Quel pays peut avoir des militaires étrangers sur son sol et revendiquer son indépendance ? La France ne l’accepte pas, elle ne doit donc pas l’imposer à d’autres pays. Nous travaillons sur une doctrine de coopération militaire qui ne s’accommodera pas de présences russe, française, américaine ou émiratie. Nous n’avons pas de base militaire à l’étranger. Il est donc normal que nous n’acceptions pas d’éléments étrangers sur notre sol. Il ne faut pas prendre une anomalie pour une normalité.
N’y aura-t-il bientôt plus de soldats français au Sénégal ?
C’est évident. Nous avons une coopération avec les Etats Unis, la Chine ou encore la Turquie sans que ces pays aient de bases sur notre sol. Nos relations restent néanmoins au beau fixe. Est-ce que la France est capable de faire cela ? Ce n’est pas parce que les Français sont là depuis la période de l’esclavage qu’il est impossible de faire autrement.
Vous êtes-vous fixé un délai ?
Pas pour le moment. Mais il nous faut aller vers cet objectif. Nous le ferons avec le respect qu’il faut, sans précipitation ni aucune pression.
Vous avez engagé une médiation, au nom de la Communauté économique des Etats d’Afrique de l’Ouest, avec les juntes au pouvoir au Burkina Faso, au Mali et au Niger. Aucune n’a montré sa volonté de revenir dans le giron de cette organisation régionale. Votre mission a-t-elle échoué ?
Il serait prématuré de dire si c’est un échec ou un succès. Mon envoyé spécial a rencontré les chefs d’Etat du Mali et Burkina Faso. Les discussions se sont bien passées. Mais ces pays restent souverains, et nous respecterons leur choix. En tant qu’Africain, je travaille à réconcilier les positions, à favoriser un dialogue et à faire avancer l’intégration ouest-africaine. Je ne veux pas être de la génération de ceux qui ont assisté à la désintégration de cet outil régional sans rien faire pour le préserver.
Vous avez récemment échangé avec Vladimir Poutine. La relation avec la Russie est-elle plus prometteuse qu’avec les Européens ?
Pourquoi faut-il choisir les uns ou les autres, et pas les uns et les autres ? Nous avons une coopération historique avec la Russie. Je suis dans une logique d’ouverture. Aujourd’hui, nous voulons travailler avec tous ceux qui peuvent investir et contribuer à créer de la richesse au Sénégal.
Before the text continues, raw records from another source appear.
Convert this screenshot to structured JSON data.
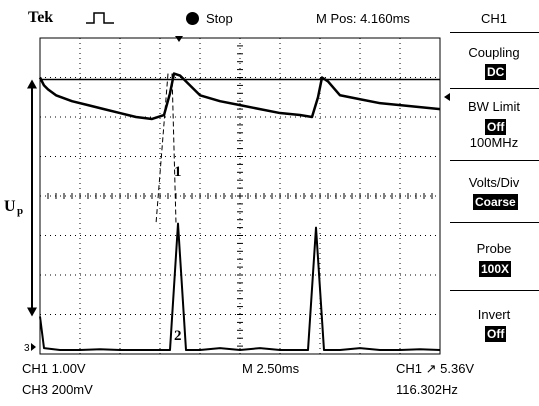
{
  "header": {
    "brand": "Tek",
    "run_state": "Stop",
    "m_pos": "M Pos: 4.160ms"
  },
  "menu": {
    "channel": "CH1",
    "coupling_label": "Coupling",
    "coupling_value": "DC",
    "bw_label": "BW Limit",
    "bw_value": "Off",
    "bw_freq": "100MHz",
    "volts_label": "Volts/Div",
    "volts_value": "Coarse",
    "probe_label": "Probe",
    "probe_value": "100X",
    "invert_label": "Invert",
    "invert_value": "Off"
  },
  "footer": {
    "ch1_scale": "CH1  1.00V",
    "ch3_scale": "CH3  200mV",
    "timebase": "M 2.50ms",
    "trigger": "CH1 ↗ 5.36V",
    "frequency": "116.302Hz"
  },
  "annotations": {
    "up_main": "U",
    "up_sub": "p",
    "trace1_label": "1",
    "trace2_label": "2",
    "ch3_marker": "3"
  },
  "colors": {
    "trace": "#000000",
    "grid": "#000000",
    "background": "#ffffff"
  },
  "chart_data": {
    "type": "line",
    "title": "",
    "xlabel": "",
    "ylabel": "",
    "grid": true,
    "grid_divisions": {
      "x": 10,
      "y": 8
    },
    "x_unit": "div",
    "y_unit": "div",
    "xlim": [
      0,
      10
    ],
    "ylim": [
      0,
      8
    ],
    "series": [
      {
        "x": [
          0,
          0.1,
          0.2,
          0.4,
          0.8,
          1.2,
          1.6,
          2.0,
          2.4,
          2.8,
          3.1,
          3.25,
          3.35,
          3.5,
          3.75,
          4.0,
          4.5,
          5.0,
          5.5,
          6.0,
          6.5,
          6.8,
          6.95,
          7.05,
          7.2,
          7.5,
          8.0,
          8.5,
          9.0,
          9.5,
          10.0
        ],
        "y": [
          7.0,
          6.8,
          6.7,
          6.55,
          6.4,
          6.3,
          6.2,
          6.1,
          6.0,
          5.95,
          6.05,
          6.6,
          7.1,
          7.05,
          6.8,
          6.55,
          6.4,
          6.3,
          6.2,
          6.1,
          6.05,
          6.0,
          6.5,
          7.0,
          6.9,
          6.55,
          6.45,
          6.35,
          6.3,
          6.25,
          6.2
        ]
      },
      {
        "x": [
          0,
          0.1,
          0.5,
          1.0,
          1.5,
          2.0,
          2.5,
          3.0,
          3.25,
          3.45,
          3.65,
          3.85,
          4.0,
          4.5,
          5.0,
          5.5,
          6.0,
          6.5,
          6.7,
          6.9,
          7.1,
          7.3,
          7.5,
          8.0,
          8.5,
          9.0,
          9.5,
          10.0
        ],
        "y": [
          0.95,
          0.15,
          0.1,
          0.1,
          0.12,
          0.1,
          0.1,
          0.1,
          0.1,
          3.3,
          0.1,
          0.1,
          0.1,
          0.15,
          0.1,
          0.15,
          0.1,
          0.1,
          0.1,
          3.2,
          0.1,
          0.1,
          0.1,
          0.15,
          0.1,
          0.1,
          0.12,
          0.1
        ]
      }
    ],
    "markers": {
      "reference_line_y": 6.95,
      "dashed_drop_x": 3.2,
      "dashed_drop_from_y": 7.1,
      "dashed_drop_to_y": 3.3,
      "up_arrow_from_y": 6.95,
      "up_arrow_to_y": 0.95
    }
  }
}
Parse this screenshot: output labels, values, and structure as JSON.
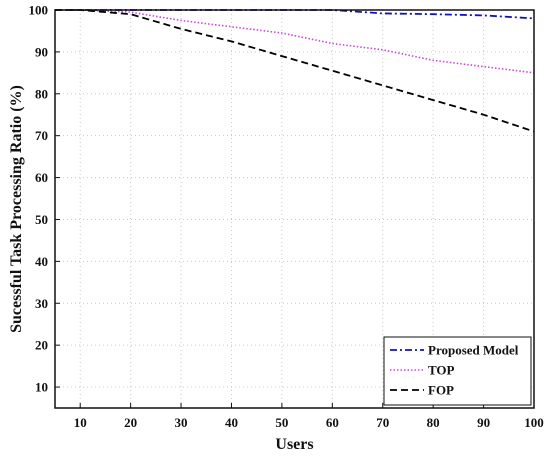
{
  "chart_data": {
    "type": "line",
    "title": "",
    "xlabel": "Users",
    "ylabel": "Sucessful Task Processing Ratio (%)",
    "xlim": [
      5,
      100
    ],
    "ylim": [
      5,
      100
    ],
    "xticks": [
      10,
      20,
      30,
      40,
      50,
      60,
      70,
      80,
      90,
      100
    ],
    "yticks": [
      10,
      20,
      30,
      40,
      50,
      60,
      70,
      80,
      90,
      100
    ],
    "grid": true,
    "legend_position": "bottom-right",
    "series": [
      {
        "name": "Proposed Model",
        "color": "#1010c8",
        "style": "dash-dot",
        "x": [
          5,
          10,
          20,
          30,
          40,
          50,
          60,
          70,
          80,
          90,
          100
        ],
        "y": [
          100,
          100,
          100,
          100,
          100,
          100,
          100,
          99.2,
          99,
          98.7,
          98
        ]
      },
      {
        "name": "TOP",
        "color": "#cc44dd",
        "style": "dotted",
        "x": [
          5,
          10,
          20,
          30,
          40,
          50,
          60,
          70,
          80,
          90,
          100
        ],
        "y": [
          100,
          100,
          99.5,
          97.5,
          96,
          94.5,
          92,
          90.5,
          88,
          86.5,
          85
        ]
      },
      {
        "name": "FOP",
        "color": "#000000",
        "style": "dashed",
        "x": [
          5,
          10,
          20,
          30,
          40,
          50,
          60,
          70,
          80,
          90,
          100
        ],
        "y": [
          100,
          100,
          99,
          95.5,
          92.5,
          89,
          85.5,
          82,
          78.5,
          75,
          71
        ]
      }
    ]
  }
}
Ce qui nous importe, c’est qu’ils respectent notre souveraineté et nos normes sociales.
Grâce à votre majorité absolue obtenue aux législatives du 17 novembre, votre gouvernement va installer une haute cour de justice qui pourra juger les membres de l’ancien pouvoir. Celle-ci va-t-elle juger l’ex-président, Macky Sall ?
La Haute Cour de justice est une obligation légale. Elle sera mise sur pied le 2 décembre. Si une personne doit répondre à la justice, elle le fera tout en ayant droit à un procès équitable et au respect de la présomption d’innocence. Personne n’y échappera.
Vous êtes passé, en à peine dix jours, de prisonnier à président élu. Comment le vivez-vous ?
C’est la loi du destin. Quand cela arrive, on s’y plie et on s’adapte.